Even before digging into data projects, one of the most foundational informatics tasks a laboratory should undertake is making sure the laboratory information system (LIS) and electronic medical record system are working effectively, noted Brian R. Jackson, MD, MS, associate professor of pathology at the University of Utah and medical director of IT and pre-analytic services at ARUP Laboratories in Salt Lake City. “That’s not sexy, but it’s what every lab needs to do,” said Jackson, who also serves on CLN’s Patient Safety Focus editorial board.
This includes actively managing the test menu options so that clinicians can quickly find the appropriate tests. For example, if the hospital infectious diseases team has decided that a certain respiratory virus panel is the appropriate first line test for influenza A in hospitalized patients, a clinician likely will search the menu for “influenza” and may not find the right test if it’s listed under “r” for “respiratory.”
Jackson also recommends performing chart reviews based on what clinicians see online, not just how results look on paper. In addition, labs should ensure they have a good test directory website and that stakeholders know about it and can find it. Finally, he suggests that labs make it easy for clinicians to contact them by getting into the loop with whichever systems clinicians use to communicate, such as secure text messaging.
“If the lab is not doing that stuff really well, then it’s not usually going to be well positioned to go beyond that in terms of interesting informatics,” Jackson said.
Beyond the Basics
For laboratorians who are ready to take the next step, the first hurdle is getting access to data, McCudden said. LISs generally are built for inputting data—not taking data out. Access will require help from the information technology team and often support from administrators, who may worry about the security and privacy of the data.
Then there is the question of tools. Basic spreadsheet programs, such as Excel, can be useful for small datasets, McCudden said. However, laboratorians who expect to analyze data regularly using large datasets and who want automated reports should consider third-party software such as Tableau or Microsoft’s Power BI, or even learn to program in R (the software is free and there are many free online educational tools).
Though necessary, tools are secondary to the business problem at hand, said Jackson at ARUP. “It’s important for labs to remember, it’s not about technology,” Jackson said. “It’s really fundamentally about the problem you’re trying to solve. … The technology makes it easier, but it doesn’t do it for you.”
Often the data are only a starting point, McCudden agreed. “It’s not a substitute for talking to people, holding meetings, and implementing change management,” he said.

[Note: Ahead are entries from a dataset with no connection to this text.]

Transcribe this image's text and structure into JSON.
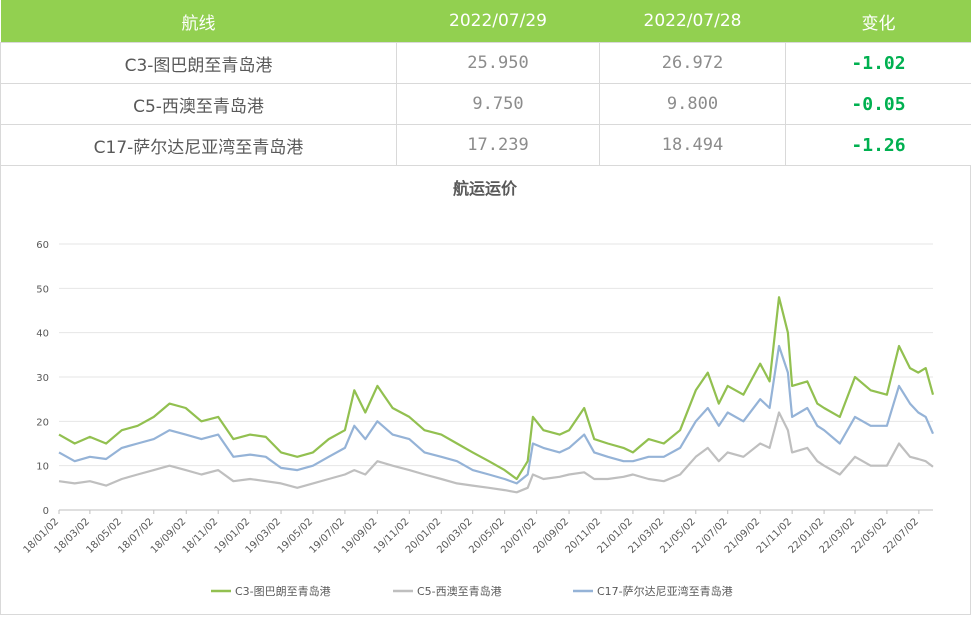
{
  "table": {
    "headers": [
      "航线",
      "2022/07/29",
      "2022/07/28",
      "变化"
    ],
    "rows": [
      {
        "route": "C3-图巴朗至青岛港",
        "v1": "25.950",
        "v2": "26.972",
        "change": "-1.02"
      },
      {
        "route": "C5-西澳至青岛港",
        "v1": "9.750",
        "v2": "9.800",
        "change": "-0.05"
      },
      {
        "route": "C17-萨尔达尼亚湾至青岛港",
        "v1": "17.239",
        "v2": "18.494",
        "change": "-1.26"
      }
    ]
  },
  "colors": {
    "header_bg": "#92d050",
    "c3": "#92c050",
    "c5": "#bfbfbf",
    "c17": "#95b3d7",
    "change_text": "#00b050"
  },
  "chart_data": {
    "type": "line",
    "title": "航运运价",
    "y_ticks": [
      "0",
      "10",
      "20",
      "30",
      "40",
      "50",
      "60"
    ],
    "ylim": [
      0,
      60
    ],
    "x_ticks": [
      "18/01/02",
      "18/03/02",
      "18/05/02",
      "18/07/02",
      "18/09/02",
      "18/11/02",
      "19/01/02",
      "19/03/02",
      "19/05/02",
      "19/07/02",
      "19/09/02",
      "19/11/02",
      "20/01/02",
      "20/03/02",
      "20/05/02",
      "20/07/02",
      "20/09/02",
      "20/11/02",
      "21/01/02",
      "21/03/02",
      "21/05/02",
      "21/07/02",
      "21/09/02",
      "21/11/02",
      "22/01/02",
      "22/03/02",
      "22/05/02",
      "22/07/02"
    ],
    "x_range": [
      "2018-01-02",
      "2022-07-29"
    ],
    "grid": "horizontal",
    "legend": "bottom",
    "series": [
      {
        "name": "C3-图巴朗至青岛港",
        "color": "#92c050",
        "points": [
          [
            "2018-01-02",
            17
          ],
          [
            "2018-02-01",
            15
          ],
          [
            "2018-03-02",
            16.5
          ],
          [
            "2018-04-02",
            15
          ],
          [
            "2018-05-02",
            18
          ],
          [
            "2018-06-01",
            19
          ],
          [
            "2018-07-02",
            21
          ],
          [
            "2018-08-01",
            24
          ],
          [
            "2018-09-01",
            23
          ],
          [
            "2018-10-01",
            20
          ],
          [
            "2018-11-02",
            21
          ],
          [
            "2018-12-01",
            16
          ],
          [
            "2019-01-02",
            17
          ],
          [
            "2019-02-01",
            16.5
          ],
          [
            "2019-03-02",
            13
          ],
          [
            "2019-04-02",
            12
          ],
          [
            "2019-05-02",
            13
          ],
          [
            "2019-06-01",
            16
          ],
          [
            "2019-07-02",
            18
          ],
          [
            "2019-07-20",
            27
          ],
          [
            "2019-08-10",
            22
          ],
          [
            "2019-09-02",
            28
          ],
          [
            "2019-10-01",
            23
          ],
          [
            "2019-11-02",
            21
          ],
          [
            "2019-12-01",
            18
          ],
          [
            "2020-01-02",
            17
          ],
          [
            "2020-02-01",
            15
          ],
          [
            "2020-03-02",
            13
          ],
          [
            "2020-04-02",
            11
          ],
          [
            "2020-05-02",
            9
          ],
          [
            "2020-05-25",
            7
          ],
          [
            "2020-06-15",
            11
          ],
          [
            "2020-06-25",
            21
          ],
          [
            "2020-07-15",
            18
          ],
          [
            "2020-08-15",
            17
          ],
          [
            "2020-09-02",
            18
          ],
          [
            "2020-10-01",
            23
          ],
          [
            "2020-10-20",
            16
          ],
          [
            "2020-11-15",
            15
          ],
          [
            "2020-12-15",
            14
          ],
          [
            "2021-01-02",
            13
          ],
          [
            "2021-02-01",
            16
          ],
          [
            "2021-03-02",
            15
          ],
          [
            "2021-04-02",
            18
          ],
          [
            "2021-05-02",
            27
          ],
          [
            "2021-05-25",
            31
          ],
          [
            "2021-06-15",
            24
          ],
          [
            "2021-07-02",
            28
          ],
          [
            "2021-08-01",
            26
          ],
          [
            "2021-09-02",
            33
          ],
          [
            "2021-09-20",
            29
          ],
          [
            "2021-10-08",
            48
          ],
          [
            "2021-10-25",
            40
          ],
          [
            "2021-11-02",
            28
          ],
          [
            "2021-12-01",
            29
          ],
          [
            "2021-12-20",
            24
          ],
          [
            "2022-01-02",
            23
          ],
          [
            "2022-02-01",
            21
          ],
          [
            "2022-03-02",
            30
          ],
          [
            "2022-04-01",
            27
          ],
          [
            "2022-05-02",
            26
          ],
          [
            "2022-05-25",
            37
          ],
          [
            "2022-06-15",
            32
          ],
          [
            "2022-07-01",
            31
          ],
          [
            "2022-07-15",
            32
          ],
          [
            "2022-07-29",
            26
          ]
        ]
      },
      {
        "name": "C5-西澳至青岛港",
        "color": "#bfbfbf",
        "points": [
          [
            "2018-01-02",
            6.5
          ],
          [
            "2018-02-01",
            6
          ],
          [
            "2018-03-02",
            6.5
          ],
          [
            "2018-04-02",
            5.5
          ],
          [
            "2018-05-02",
            7
          ],
          [
            "2018-06-01",
            8
          ],
          [
            "2018-07-02",
            9
          ],
          [
            "2018-08-01",
            10
          ],
          [
            "2018-09-01",
            9
          ],
          [
            "2018-10-01",
            8
          ],
          [
            "2018-11-02",
            9
          ],
          [
            "2018-12-01",
            6.5
          ],
          [
            "2019-01-02",
            7
          ],
          [
            "2019-02-01",
            6.5
          ],
          [
            "2019-03-02",
            6
          ],
          [
            "2019-04-02",
            5
          ],
          [
            "2019-05-02",
            6
          ],
          [
            "2019-06-01",
            7
          ],
          [
            "2019-07-02",
            8
          ],
          [
            "2019-07-20",
            9
          ],
          [
            "2019-08-10",
            8
          ],
          [
            "2019-09-02",
            11
          ],
          [
            "2019-10-01",
            10
          ],
          [
            "2019-11-02",
            9
          ],
          [
            "2019-12-01",
            8
          ],
          [
            "2020-01-02",
            7
          ],
          [
            "2020-02-01",
            6
          ],
          [
            "2020-03-02",
            5.5
          ],
          [
            "2020-04-02",
            5
          ],
          [
            "2020-05-02",
            4.5
          ],
          [
            "2020-05-25",
            4
          ],
          [
            "2020-06-15",
            5
          ],
          [
            "2020-06-25",
            8
          ],
          [
            "2020-07-15",
            7
          ],
          [
            "2020-08-15",
            7.5
          ],
          [
            "2020-09-02",
            8
          ],
          [
            "2020-10-01",
            8.5
          ],
          [
            "2020-10-20",
            7
          ],
          [
            "2020-11-15",
            7
          ],
          [
            "2020-12-15",
            7.5
          ],
          [
            "2021-01-02",
            8
          ],
          [
            "2021-02-01",
            7
          ],
          [
            "2021-03-02",
            6.5
          ],
          [
            "2021-04-02",
            8
          ],
          [
            "2021-05-02",
            12
          ],
          [
            "2021-05-25",
            14
          ],
          [
            "2021-06-15",
            11
          ],
          [
            "2021-07-02",
            13
          ],
          [
            "2021-08-01",
            12
          ],
          [
            "2021-09-02",
            15
          ],
          [
            "2021-09-20",
            14
          ],
          [
            "2021-10-08",
            22
          ],
          [
            "2021-10-25",
            18
          ],
          [
            "2021-11-02",
            13
          ],
          [
            "2021-12-01",
            14
          ],
          [
            "2021-12-20",
            11
          ],
          [
            "2022-01-02",
            10
          ],
          [
            "2022-02-01",
            8
          ],
          [
            "2022-03-02",
            12
          ],
          [
            "2022-04-01",
            10
          ],
          [
            "2022-05-02",
            10
          ],
          [
            "2022-05-25",
            15
          ],
          [
            "2022-06-15",
            12
          ],
          [
            "2022-07-01",
            11.5
          ],
          [
            "2022-07-15",
            11
          ],
          [
            "2022-07-29",
            9.75
          ]
        ]
      },
      {
        "name": "C17-萨尔达尼亚湾至青岛港",
        "color": "#95b3d7",
        "points": [
          [
            "2018-01-02",
            13
          ],
          [
            "2018-02-01",
            11
          ],
          [
            "2018-03-02",
            12
          ],
          [
            "2018-04-02",
            11.5
          ],
          [
            "2018-05-02",
            14
          ],
          [
            "2018-06-01",
            15
          ],
          [
            "2018-07-02",
            16
          ],
          [
            "2018-08-01",
            18
          ],
          [
            "2018-09-01",
            17
          ],
          [
            "2018-10-01",
            16
          ],
          [
            "2018-11-02",
            17
          ],
          [
            "2018-12-01",
            12
          ],
          [
            "2019-01-02",
            12.5
          ],
          [
            "2019-02-01",
            12
          ],
          [
            "2019-03-02",
            9.5
          ],
          [
            "2019-04-02",
            9
          ],
          [
            "2019-05-02",
            10
          ],
          [
            "2019-06-01",
            12
          ],
          [
            "2019-07-02",
            14
          ],
          [
            "2019-07-20",
            19
          ],
          [
            "2019-08-10",
            16
          ],
          [
            "2019-09-02",
            20
          ],
          [
            "2019-10-01",
            17
          ],
          [
            "2019-11-02",
            16
          ],
          [
            "2019-12-01",
            13
          ],
          [
            "2020-01-02",
            12
          ],
          [
            "2020-02-01",
            11
          ],
          [
            "2020-03-02",
            9
          ],
          [
            "2020-04-02",
            8
          ],
          [
            "2020-05-02",
            7
          ],
          [
            "2020-05-25",
            6
          ],
          [
            "2020-06-15",
            8
          ],
          [
            "2020-06-25",
            15
          ],
          [
            "2020-07-15",
            14
          ],
          [
            "2020-08-15",
            13
          ],
          [
            "2020-09-02",
            14
          ],
          [
            "2020-10-01",
            17
          ],
          [
            "2020-10-20",
            13
          ],
          [
            "2020-11-15",
            12
          ],
          [
            "2020-12-15",
            11
          ],
          [
            "2021-01-02",
            11
          ],
          [
            "2021-02-01",
            12
          ],
          [
            "2021-03-02",
            12
          ],
          [
            "2021-04-02",
            14
          ],
          [
            "2021-05-02",
            20
          ],
          [
            "2021-05-25",
            23
          ],
          [
            "2021-06-15",
            19
          ],
          [
            "2021-07-02",
            22
          ],
          [
            "2021-08-01",
            20
          ],
          [
            "2021-09-02",
            25
          ],
          [
            "2021-09-20",
            23
          ],
          [
            "2021-10-08",
            37
          ],
          [
            "2021-10-25",
            31
          ],
          [
            "2021-11-02",
            21
          ],
          [
            "2021-12-01",
            23
          ],
          [
            "2021-12-20",
            19
          ],
          [
            "2022-01-02",
            18
          ],
          [
            "2022-02-01",
            15
          ],
          [
            "2022-03-02",
            21
          ],
          [
            "2022-04-01",
            19
          ],
          [
            "2022-05-02",
            19
          ],
          [
            "2022-05-25",
            28
          ],
          [
            "2022-06-15",
            24
          ],
          [
            "2022-07-01",
            22
          ],
          [
            "2022-07-15",
            21
          ],
          [
            "2022-07-29",
            17.2
          ]
        ]
      }
    ]
  }
}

A first look at the data should always include a reality check to make sure it’s not garbage, McCudden noted. Is one doctor ordering all the tests for an entire division? Is it taking 6 hours to report a troponin result? Something may be wrong with the data. Check your findings using knowledge of the laboratory. Talk to people in other departments. The last thing the laboratory needs is a glossy report based on bad data. “It’s one of the biggest risks,” he said. “You can get 10,000 rows of data really easily, but it could be a massive pile of junk if it’s not validated.”
Armed with good data, there are many business problems laboratories can take on. For example, data on how often a test is performed can be used to determine how often to run quality control, or whether a test should be batched, sent to a reference lab versus performed in-house, or whether a new instrument is warranted. Data on test volume helps with scheduling staff and couriers, too. Turnaround time data can be used to monitor whether a laboratory is meeting clinical goals, to discover bottlenecks, or see if changes have been effective.
The key, Herman emphasized, is to choose a project that is actionable and to talk to your colleagues to make sure the data makes sense. “If you don’t understand where the data’s coming from, it’s really tough to draw the right conclusions from it,” he said, “and very easy to make mistakes.”